Fernando Pessoa, “Poemas completos de Alberto Caeiro” .   
 


Responda rápido: quem foi Heinrich Heine? Alguma dificuldade? Fique tranquilo. O poeta e pensador judeu alemão que viveu na primeira metade do século 19 nunca teve no Brasil um registro à altura de sua importância. A lacuna, que percorre todo o século passado, tem seu primeiro parêntesis só agora, com o lançamento de “Heine, Hein? – Poeta dos Contrários” (Editora Perspectiva), que reúne em 544 páginas e 120 textos uma amostra da qualidade do autor que o mestre Jorge Luis Borges definia como “o primeiro poeta alemão”.

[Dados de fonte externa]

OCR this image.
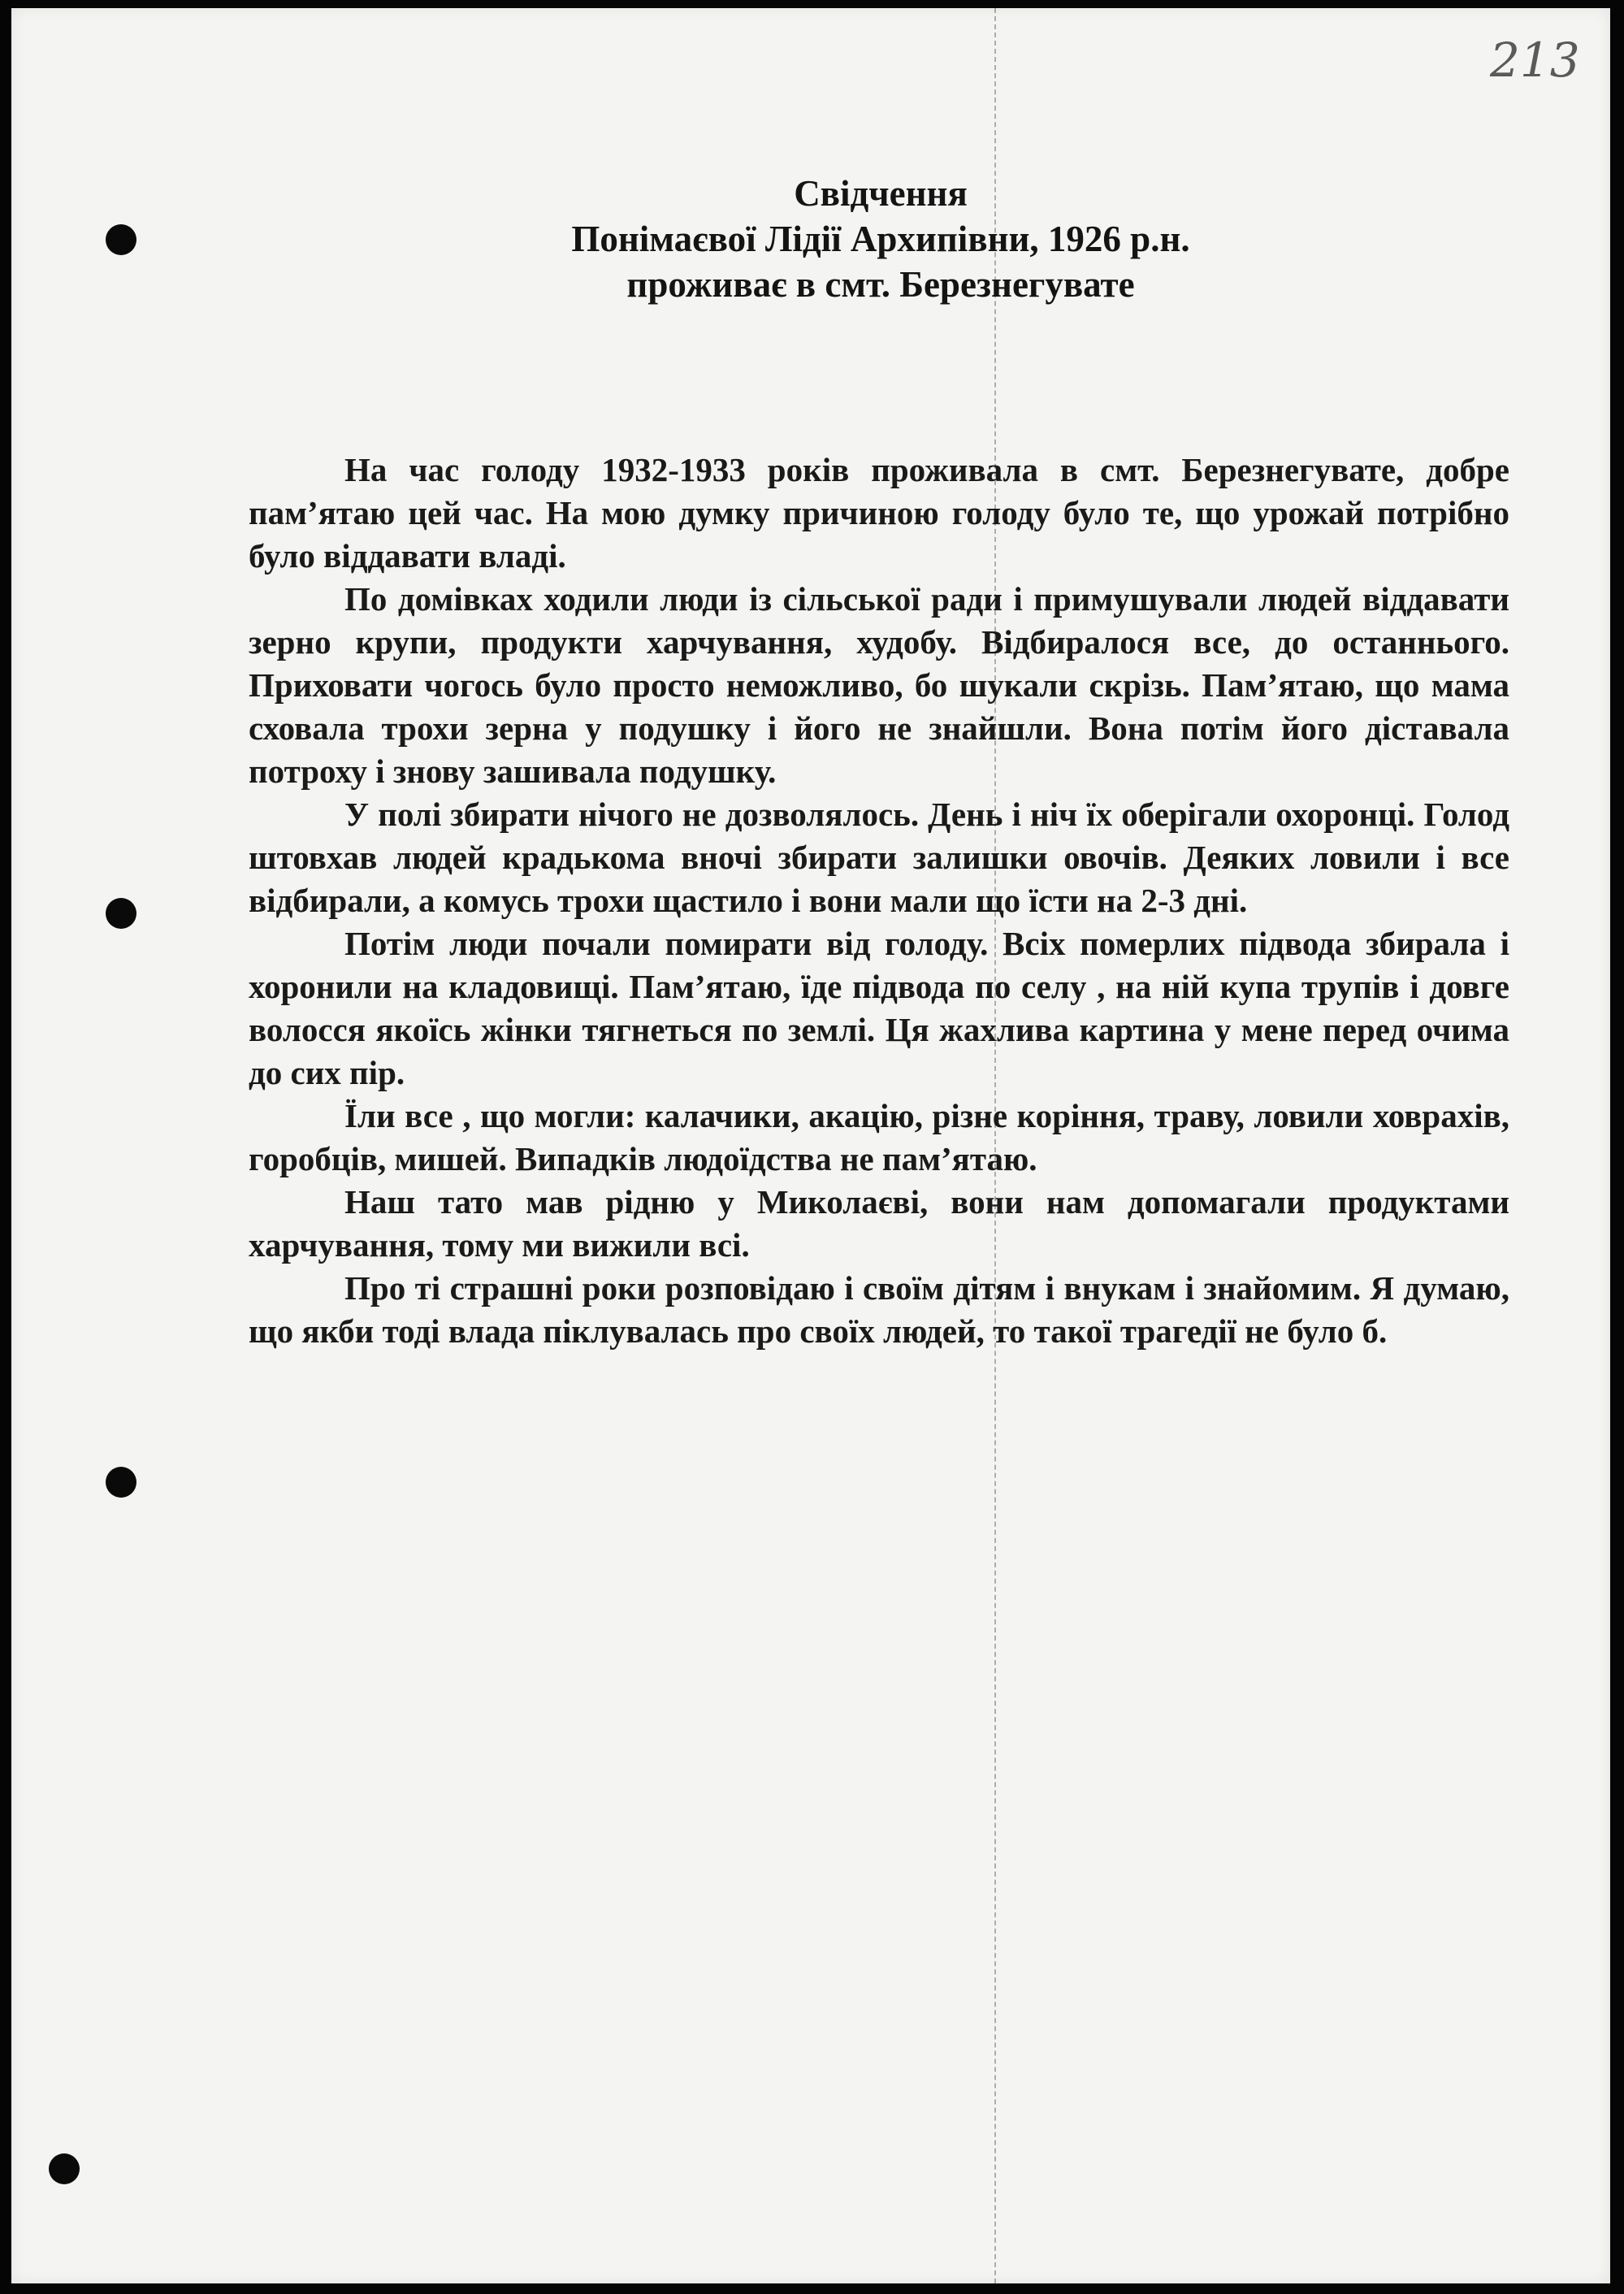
213
Свідчення
Понімаєвої Лідії Архипівни, 1926 р.н.
проживає в смт. Березнегувате

На час голоду 1932-1933 років проживала в смт. Березнегувате, добре пам’ятаю цей час. На мою думку причиною голоду було те, що урожай потрібно було віддавати владі.

По домівках ходили люди із сільської ради і примушували людей віддавати зерно крупи, продукти харчування, худобу. Відбиралося все, до останнього. Приховати чогось було просто неможливо, бо шукали скрізь. Пам’ятаю, що мама сховала трохи зерна у подушку і його не знайшли. Вона потім його діставала потроху і знову зашивала подушку.

У полі збирати нічого не дозволялось. День і ніч їх оберігали охоронці. Голод штовхав людей крадькома вночі збирати залишки овочів. Деяких ловили і все відбирали, а комусь трохи щастило і вони мали що їсти на 2-3 дні.

Потім люди почали помирати від голоду. Всіх померлих підвода збирала і хоронили на кладовищі. Пам’ятаю, їде підвода по селу , на ній купа трупів і довге волосся якоїсь жінки тягнеться по землі. Ця жахлива картина у мене перед очима до сих пір.

Їли все , що могли: калачики, акацію, різне коріння, траву, ловили ховрахів, горобців, мишей. Випадків людоїдства не пам’ятаю.

Наш тато мав рідню у Миколаєві, вони нам допомагали продуктами харчування, тому ми вижили всі.

Про ті страшні роки розповідаю і своїм дітям і внукам і знайомим. Я думаю, що якби тоді влада піклувалась про своїх людей, то такої трагедії не було б.
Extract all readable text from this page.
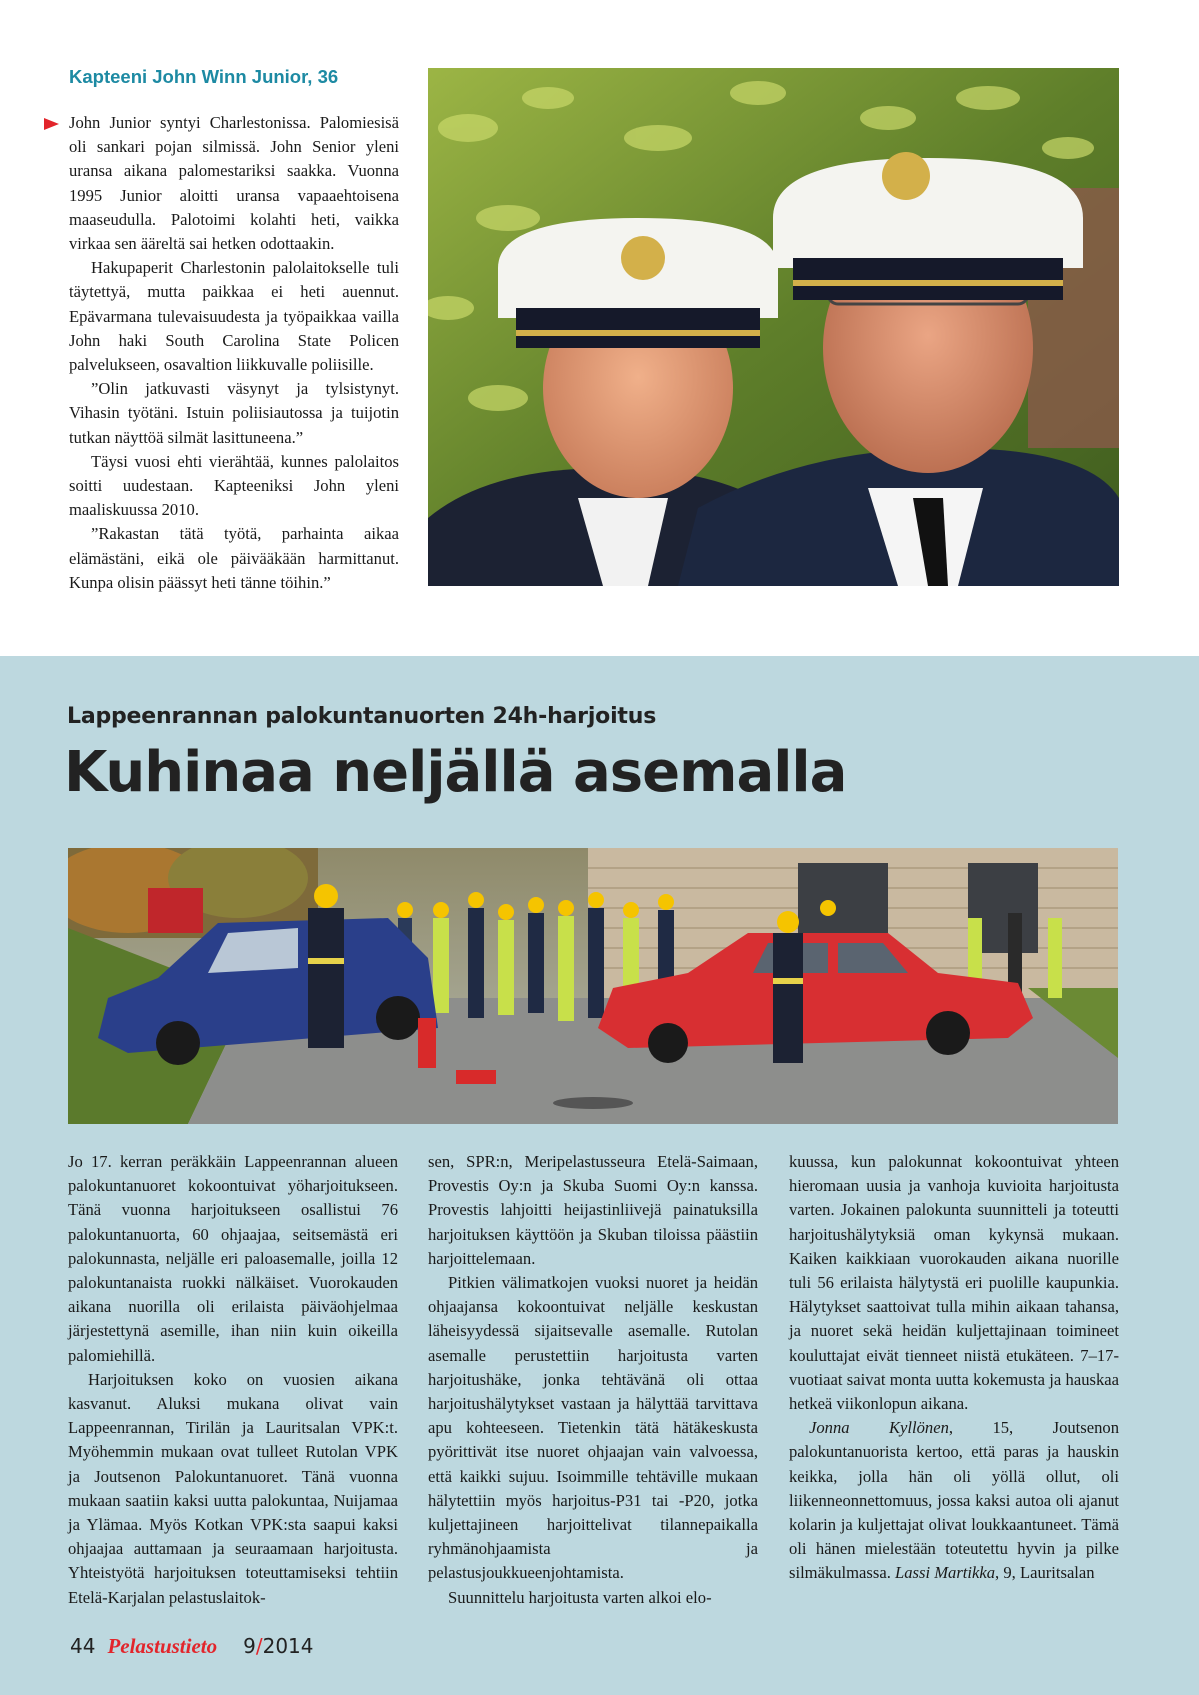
Kapteeni John Winn Junior, 36

John Junior syntyi Charlestonissa. Palomiesisä oli sankari pojan silmissä. John Senior yleni uransa aikana palomestariksi saakka. Vuonna 1995 Junior aloitti uransa vapaaehtoisena maaseudulla. Palotoimi kolahti heti, vaikka virkaa sen ääreltä sai hetken odottaakin.

Hakupaperit Charlestonin palolaitokselle tuli täytettyä, mutta paikkaa ei heti auennut. Epävarmana tulevaisuudesta ja työpaikkaa vailla John haki South Carolina State Policen palvelukseen, osavaltion liikkuvalle poliisille.

”Olin jatkuvasti väsynyt ja tylsistynyt. Vihasin työtäni. Istuin poliisiautossa ja tuijotin tutkan näyttöä silmät lasittuneena.”

Täysi vuosi ehti vierähtää, kunnes palolaitos soitti uudestaan. Kapteeniksi John yleni maaliskuussa 2010.

”Rakastan tätä työtä, parhainta aikaa elämästäni, eikä ole päivääkään harmittanut. Kunpa olisin päässyt heti tänne töihin.”

Lappeenrannan palokuntanuorten 24h-harjoitus
Kuhinaa neljällä asemalla

Jo 17. kerran peräkkäin Lappeenrannan alueen palokuntanuoret kokoontuivat yöharjoitukseen. Tänä vuonna harjoitukseen osallistui 76 palokuntanuorta, 60 ohjaajaa, seitsemästä eri palokunnasta, neljälle eri paloasemalle, joilla 12 palokuntanaista ruokki nälkäiset. Vuorokauden aikana nuorilla oli erilaista päiväohjelmaa järjestettynä asemille, ihan niin kuin oikeilla palomiehillä.

Harjoituksen koko on vuosien aikana kasvanut. Aluksi mukana olivat vain Lappeenrannan, Tirilän ja Lauritsalan VPK:t. Myöhemmin mukaan ovat tulleet Rutolan VPK ja Joutsenon Palokuntanuoret. Tänä vuonna mukaan saatiin kaksi uutta palokuntaa, Nuijamaa ja Ylämaa. Myös Kotkan VPK:sta saapui kaksi ohjaajaa auttamaan ja seuraamaan harjoitusta. Yhteistyötä harjoituksen toteuttamiseksi tehtiin Etelä-Karjalan pelastuslaitok-

sen, SPR:n, Meripelastusseura Etelä-Saimaan, Provestis Oy:n ja Skuba Suomi Oy:n kanssa. Provestis lahjoitti heijastinliivejä painatuksilla harjoituksen käyttöön ja Skuban tiloissa päästiin harjoittelemaan.

Pitkien välimatkojen vuoksi nuoret ja heidän ohjaajansa kokoontuivat neljälle keskustan läheisyydessä sijaitsevalle asemalle. Rutolan asemalle perustettiin harjoitusta varten harjoitushäke, jonka tehtävänä oli ottaa harjoitushälytykset vastaan ja hälyttää tarvittava apu kohteeseen. Tietenkin tätä hätäkeskusta pyörittivät itse nuoret ohjaajan vain valvoessa, että kaikki sujuu. Isoimmille tehtäville mukaan hälytettiin myös harjoitus-P31 tai -P20, jotka kuljettajineen harjoittelivat tilannepaikalla ryhmänohjaamista ja pelastusjoukkueenjohtamista.

Suunnittelu harjoitusta varten alkoi elo-

kuussa, kun palokunnat kokoontuivat yhteen hieromaan uusia ja vanhoja kuvioita harjoitusta varten. Jokainen palokunta suunnitteli ja toteutti harjoitushälytyksiä oman kykynsä mukaan. Kaiken kaikkiaan vuorokauden aikana nuorille tuli 56 erilaista hälytystä eri puolille kaupunkia. Hälytykset saattoivat tulla mihin aikaan tahansa, ja nuoret sekä heidän kuljettajinaan toimineet kouluttajat eivät tienneet niistä etukäteen. 7–17-vuotiaat saivat monta uutta kokemusta ja hauskaa hetkeä viikonlopun aikana.

Jonna Kyllönen, 15, Joutsenon palokuntanuorista kertoo, että paras ja hauskin keikka, jolla hän oli yöllä ollut, oli liikenneonnettomuus, jossa kaksi autoa oli ajanut kolarin ja kuljettajat olivat loukkaantuneet. Tämä oli hänen mielestään toteutettu hyvin ja pilke silmäkulmassa. Lassi Martikka, 9, Lauritsalan

44 Pelastustieto 9/2014
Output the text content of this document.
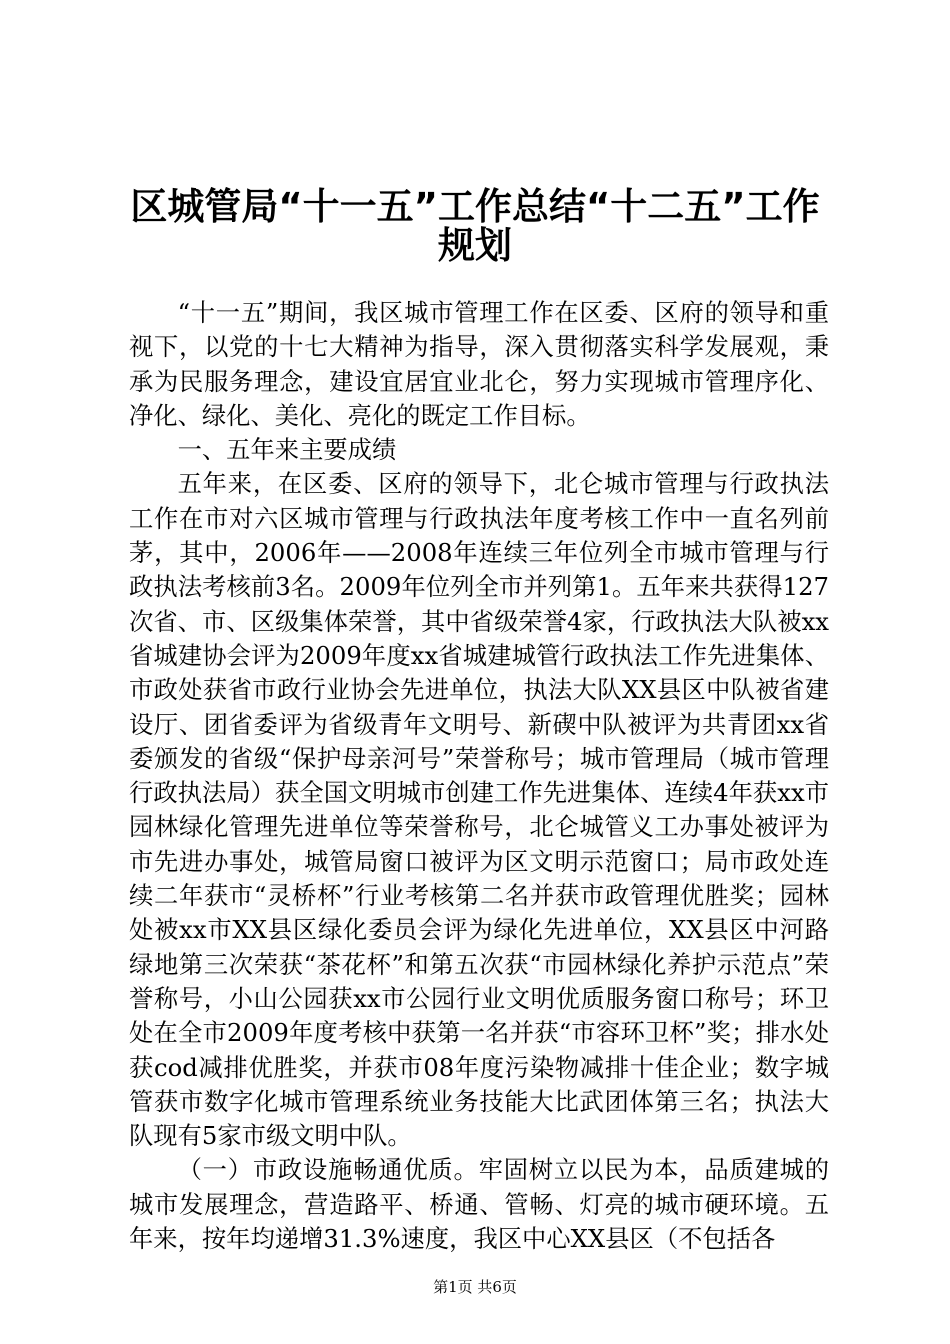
区城管局“十一五”工作总结“十二五”工作
规划

“十一五”期间，我区城市管理工作在区委、区府的领导和重视下，以党的十七大精神为指导，深入贯彻落实科学发展观，秉承为民服务理念，建设宜居宜业北仑，努力实现城市管理序化、净化、绿化、美化、亮化的既定工作目标。

一、五年来主要成绩

五年来，在区委、区府的领导下，北仑城市管理与行政执法工作在市对六区城市管理与行政执法年度考核工作中一直名列前茅，其中，2006年——2008年连续三年位列全市城市管理与行政执法考核前3名。2009年位列全市并列第1。五年来共获得127次省、市、区级集体荣誉，其中省级荣誉4家，行政执法大队被xx省城建协会评为2009年度xx省城建城管行政执法工作先进集体、市政处获省市政行业协会先进单位，执法大队XX县区中队被省建设厅、团省委评为省级青年文明号、新碶中队被评为共青团xx省委颁发的省级“保护母亲河号”荣誉称号；城市管理局（城市管理行政执法局）获全国文明城市创建工作先进集体、连续4年获xx市园林绿化管理先进单位等荣誉称号，北仑城管义工办事处被评为市先进办事处，城管局窗口被评为区文明示范窗口；局市政处连续二年获市“灵桥杯”行业考核第二名并获市政管理优胜奖；园林处被xx市XX县区绿化委员会评为绿化先进单位，XX县区中河路绿地第三次荣获“茶花杯”和第五次获“市园林绿化养护示范点”荣誉称号，小山公园获xx市公园行业文明优质服务窗口称号；环卫处在全市2009年度考核中获第一名并获“市容环卫杯”奖；排水处获cod减排优胜奖，并获市08年度污染物减排十佳企业；数字城管获市数字化城市管理系统业务技能大比武团体第三名；执法大队现有5家市级文明中队。

（一）市政设施畅通优质。牢固树立以民为本，品质建城的城市发展理念，营造路平、桥通、管畅、灯亮的城市硬环境。五年来，按年均递增31.3%速度，我区中心XX县区（不包括各

第1页 共6页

Heine (na imagem acima, retratado com sua mulher Mathide, em 1851, por Ernst Benedikt Kietz) foi uma
influência confessa não só para Borges: boa parte dos grandes autores dos últimos dois séculos, incluindo poetas, romancistas e pesos-pesados do pensamento como Marx, Nietzsche e Sigmund Freud – ou ainda os cânones da língua portuguesa, de Eça de Queirós a Machado de Assis e Carlos Drummond de Andrade, entre muitos e muitos outros, fazem referências e reverências ao “poeta dos contrários”. Aluno de Hegel na academia berlinense, amigo de Balzac, Baudelaire e Chopin, Heinrich Heine (1797-1856) foi traduzido para o Brasil pelo também poeta André Vallias.







Heinrich Heine, tal e qual: acima,
o poeta em retrato pintado em 1831
por Moritz Daniel Oppenheim. No alto,
Heine com sua esposa Mathide em
pintura de 1851 de Ernst Benedikt Kietz.

Abaixo, Heine e a Musa da Poesia,
pintura atribuída a Georges
Moreau De Tours (1848-1901)






 A edição brasileira chega com saudações e elogios do especialista Augusto de Campos, que na orelha do livro registra que a publicação, com organização e tradução de André Vallias, é um dos maiores acontecimentos editoriais do Brasil dos últimos anos. Nenhum exagero. “Heine, Hein?” vale por um curso de literatura. Afeito ao idioma germânico (viveu na Alemanha de 1987 a 1994), Vallias vem de outras traduções e edições elogiadas de mestres universais especialmente difíceis – Georg Trakl, Vielimir Khlébnikov, Mandelstam, Laforgue, Verlaine...



Heine, hein?...


 

Com Heine, Vallias alcança o máximo daquela arte da tradução poética que outro mestre, Haroldo de Campos, chamava de “transcriação”: a empreitada criativa de transpor obstáculos intransponíveis para levar de uma a outra língua o impacto e a beleza originais. Com louvor, André Vallias completa as poucas e boas iniciativas de trazer Heine ao português, iniciadas por Jamil Almansur Haddad na década de 1940 e pelos versos escolhidos por Décio Pignatari em “31 Poetas – 214 Poemas” (Editora da Unicamp) em 1994.


 



Heine, tal e qual: acima, o poeta em
desenho de 1829 de Wilhelm Hensel.

Abaixo, em desenho de 1828 de autor
desconhecido; e em retrato feito a
lápis, datado de 1853, assinado por
Marcellin Gilbert Desboutins







Com cuidado didático, o tradutor adicionou aos textos de Heine um brilhante e bem-humorado estudo introdutório sobre a obra e um posfácio que esclarece a biografia do poeta, escritor, jornalista pioneiro e pensador, além de notas eruditas, trechos de cartas e da prosa do autor e um índice analítico-remissivo em minúcias. Na entrevista a seguir, André Vallias destaca a atualidade de Heine e sua poética desconcertante.

 
O título de seu livro é um achado, bene trovato. “Heine, Hein?”, a partir do título, traduz o humor e a ironia desconcertante do autor...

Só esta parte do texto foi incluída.